The ministry of steel is formulating a national steel policy which will endeavour to identify efforts that are to be made to take the industry at a global level. The move is aimed at increasing the consumption of steel in India. Essar Steel managing director Jatin Mehra said: "Consolidation is taking place in the upstream and downstream segments. In the upstream, a major part of the iron ore and coal in the world is being closely controlled by four companies. At the downstream level too, the consumption is controlled by major players in the automobile sector. The steel industry is sandwiched between the two." The challenge for the manufacturer is not to benchmark himself with the best in the country, but with the best in the world, said Mr Mehra. He added, that since the customer is better informed - "he knows what the prices are be it of an Indian manufacturer or American manufacturer" - Indian prices need to competitive with the global price scenario.

Concurring with Mr Prasannan's views, Mr Mehra said that no manufacturer can survive without a proper distribution channel and hence the trader is required to offer value added services.

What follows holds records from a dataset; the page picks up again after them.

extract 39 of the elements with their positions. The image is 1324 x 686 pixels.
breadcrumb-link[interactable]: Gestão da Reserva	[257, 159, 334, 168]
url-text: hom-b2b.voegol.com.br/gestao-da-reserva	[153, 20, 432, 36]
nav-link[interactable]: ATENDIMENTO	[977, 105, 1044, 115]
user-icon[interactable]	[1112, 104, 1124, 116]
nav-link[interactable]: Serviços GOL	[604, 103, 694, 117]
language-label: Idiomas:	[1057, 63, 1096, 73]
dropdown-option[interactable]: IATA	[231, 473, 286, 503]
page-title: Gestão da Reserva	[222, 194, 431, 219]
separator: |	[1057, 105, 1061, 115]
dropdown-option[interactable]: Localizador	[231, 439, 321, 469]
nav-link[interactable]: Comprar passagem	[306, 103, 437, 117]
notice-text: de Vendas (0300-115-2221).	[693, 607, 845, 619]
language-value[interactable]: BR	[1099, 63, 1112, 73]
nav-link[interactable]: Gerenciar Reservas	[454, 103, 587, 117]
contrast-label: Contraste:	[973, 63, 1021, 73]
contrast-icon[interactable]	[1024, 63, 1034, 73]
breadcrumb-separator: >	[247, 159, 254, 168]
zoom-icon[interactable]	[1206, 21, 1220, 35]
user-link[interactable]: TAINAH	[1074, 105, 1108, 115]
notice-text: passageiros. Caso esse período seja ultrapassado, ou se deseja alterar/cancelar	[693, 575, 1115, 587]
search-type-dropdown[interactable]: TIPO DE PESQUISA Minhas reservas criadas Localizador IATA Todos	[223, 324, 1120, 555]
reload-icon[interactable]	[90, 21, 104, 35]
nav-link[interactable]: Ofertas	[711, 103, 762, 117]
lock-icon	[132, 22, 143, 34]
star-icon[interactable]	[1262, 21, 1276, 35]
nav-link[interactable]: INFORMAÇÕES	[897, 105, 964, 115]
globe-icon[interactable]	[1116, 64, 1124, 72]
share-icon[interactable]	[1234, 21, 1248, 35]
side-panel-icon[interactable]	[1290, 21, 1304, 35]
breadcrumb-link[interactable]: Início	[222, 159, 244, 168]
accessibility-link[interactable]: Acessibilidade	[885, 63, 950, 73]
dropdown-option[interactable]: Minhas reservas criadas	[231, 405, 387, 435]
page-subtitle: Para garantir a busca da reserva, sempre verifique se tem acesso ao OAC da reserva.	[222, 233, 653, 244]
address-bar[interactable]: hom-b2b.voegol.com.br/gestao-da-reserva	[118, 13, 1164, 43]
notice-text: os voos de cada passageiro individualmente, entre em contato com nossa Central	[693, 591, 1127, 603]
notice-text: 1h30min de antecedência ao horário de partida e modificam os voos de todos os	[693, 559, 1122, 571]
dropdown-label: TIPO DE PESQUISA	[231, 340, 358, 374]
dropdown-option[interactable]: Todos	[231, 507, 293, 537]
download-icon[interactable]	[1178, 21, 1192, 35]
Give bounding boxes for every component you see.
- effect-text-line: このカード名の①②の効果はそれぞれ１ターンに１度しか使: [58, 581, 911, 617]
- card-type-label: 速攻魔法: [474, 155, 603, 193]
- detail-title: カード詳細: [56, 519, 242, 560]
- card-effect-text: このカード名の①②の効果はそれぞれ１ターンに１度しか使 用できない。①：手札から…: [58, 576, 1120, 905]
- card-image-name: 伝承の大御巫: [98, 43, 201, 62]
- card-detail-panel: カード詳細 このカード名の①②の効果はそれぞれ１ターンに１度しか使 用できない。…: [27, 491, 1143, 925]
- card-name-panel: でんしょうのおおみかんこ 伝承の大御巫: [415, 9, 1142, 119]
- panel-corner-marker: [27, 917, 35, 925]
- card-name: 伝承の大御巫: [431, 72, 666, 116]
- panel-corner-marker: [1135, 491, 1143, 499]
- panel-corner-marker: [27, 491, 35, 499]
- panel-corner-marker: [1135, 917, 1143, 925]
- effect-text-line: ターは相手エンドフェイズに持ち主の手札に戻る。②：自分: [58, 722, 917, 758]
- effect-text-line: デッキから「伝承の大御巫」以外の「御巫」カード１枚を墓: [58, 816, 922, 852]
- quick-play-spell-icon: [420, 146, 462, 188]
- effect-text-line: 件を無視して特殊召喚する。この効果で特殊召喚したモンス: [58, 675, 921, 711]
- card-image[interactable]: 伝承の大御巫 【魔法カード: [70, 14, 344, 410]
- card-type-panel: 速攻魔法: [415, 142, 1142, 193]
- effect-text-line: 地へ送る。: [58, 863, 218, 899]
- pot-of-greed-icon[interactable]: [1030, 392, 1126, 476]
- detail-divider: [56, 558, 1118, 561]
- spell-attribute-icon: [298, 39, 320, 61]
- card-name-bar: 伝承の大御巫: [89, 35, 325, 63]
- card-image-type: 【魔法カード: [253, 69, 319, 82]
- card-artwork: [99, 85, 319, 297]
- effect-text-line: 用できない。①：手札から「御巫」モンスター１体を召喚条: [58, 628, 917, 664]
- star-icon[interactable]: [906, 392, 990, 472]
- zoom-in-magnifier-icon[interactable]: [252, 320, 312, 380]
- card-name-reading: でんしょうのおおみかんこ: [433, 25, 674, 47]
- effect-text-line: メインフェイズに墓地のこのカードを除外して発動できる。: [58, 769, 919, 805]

"Steel will have to penetrate into the rural market to find new applications, and it is the trader who needs to take the initiative in enabling this," he said, adding that it is not the production of steel in the rural areas which is a problem, but its availability. In his opening remarks, The Steel Chamber of India chairman Sampat B Maru said: "Political compulsions have hindered implementation of the government's policies on steel and as a result of this there is a slowdown particularly in the infrastructure sector."

Mr Maru expressed concern over the covert protectionism in the overseas markets which denies access to Indian exporters. In the recent past, progress in export markets has received a serious jolt by a number of anti-dumping cases being brought against Indian manufacturers and traders by the developed market economies, he added.